Figure 5.

The IgD-hSbap BCR mutant forms mainly BCR dimers on the surface of B cells. (A) IgD-hSbap BCR mutant-expressing J558L cells were immuno-gold stained and analyzed as in Figure 4A. (B) 83% of the gold particles were monomeric, 13% formed dimers, and 4% were present in clusters of sizes larger than 2. (C) The observed gold particle cluster size distribution was simulated for different BCR staining efficiencies (x-axis) and different underlying BCR oligomer sizes (color scale).
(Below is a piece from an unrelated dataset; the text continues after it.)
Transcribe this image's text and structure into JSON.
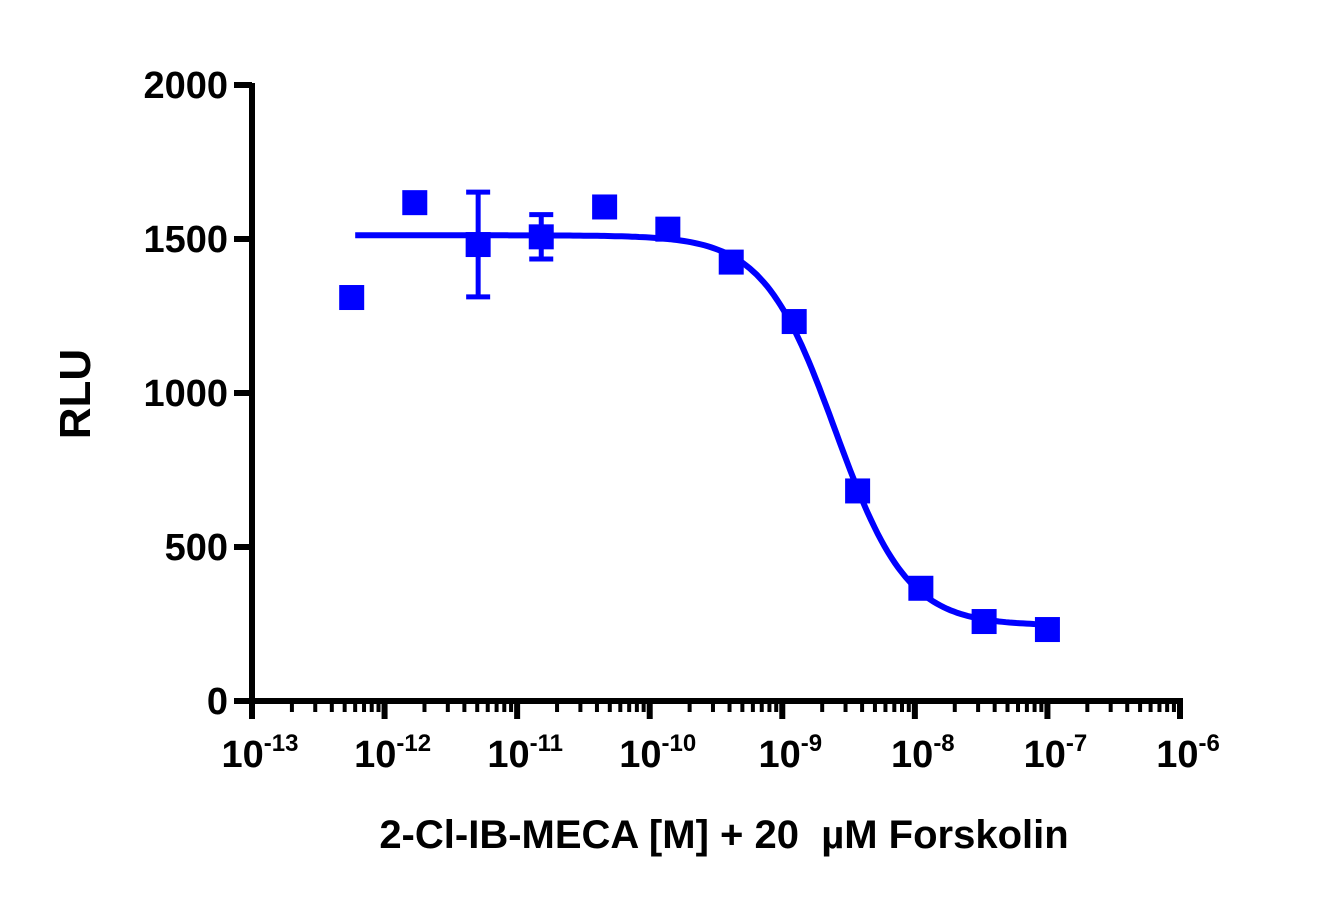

The sigma/p-values for the statistical analysis of each simulation set are given on the y-axis. BCR dimers with a staining efficiency of 8% are identified as the most likely explanation for the observed gold cluster distribution. (D) Simulations were performed as in (C). Assuming a staining efficiency of approximately 8% (color coding), sigma/p-values (y-axis) are plotted for the different BCR oligomer sizes (x-axis). (E) Gold cluster counts (dots with error bars) compared to prediction of best fitting model (continuous line). The number of counts originating from monomers and dimers are shown as dashed lines, indicating that the observed distribution is dominated by BCR dimers. (F) A model with BCR monomers and dimers was fitted to the data, predicting that 90% of all receptors are part of dimers, 10% are monomers.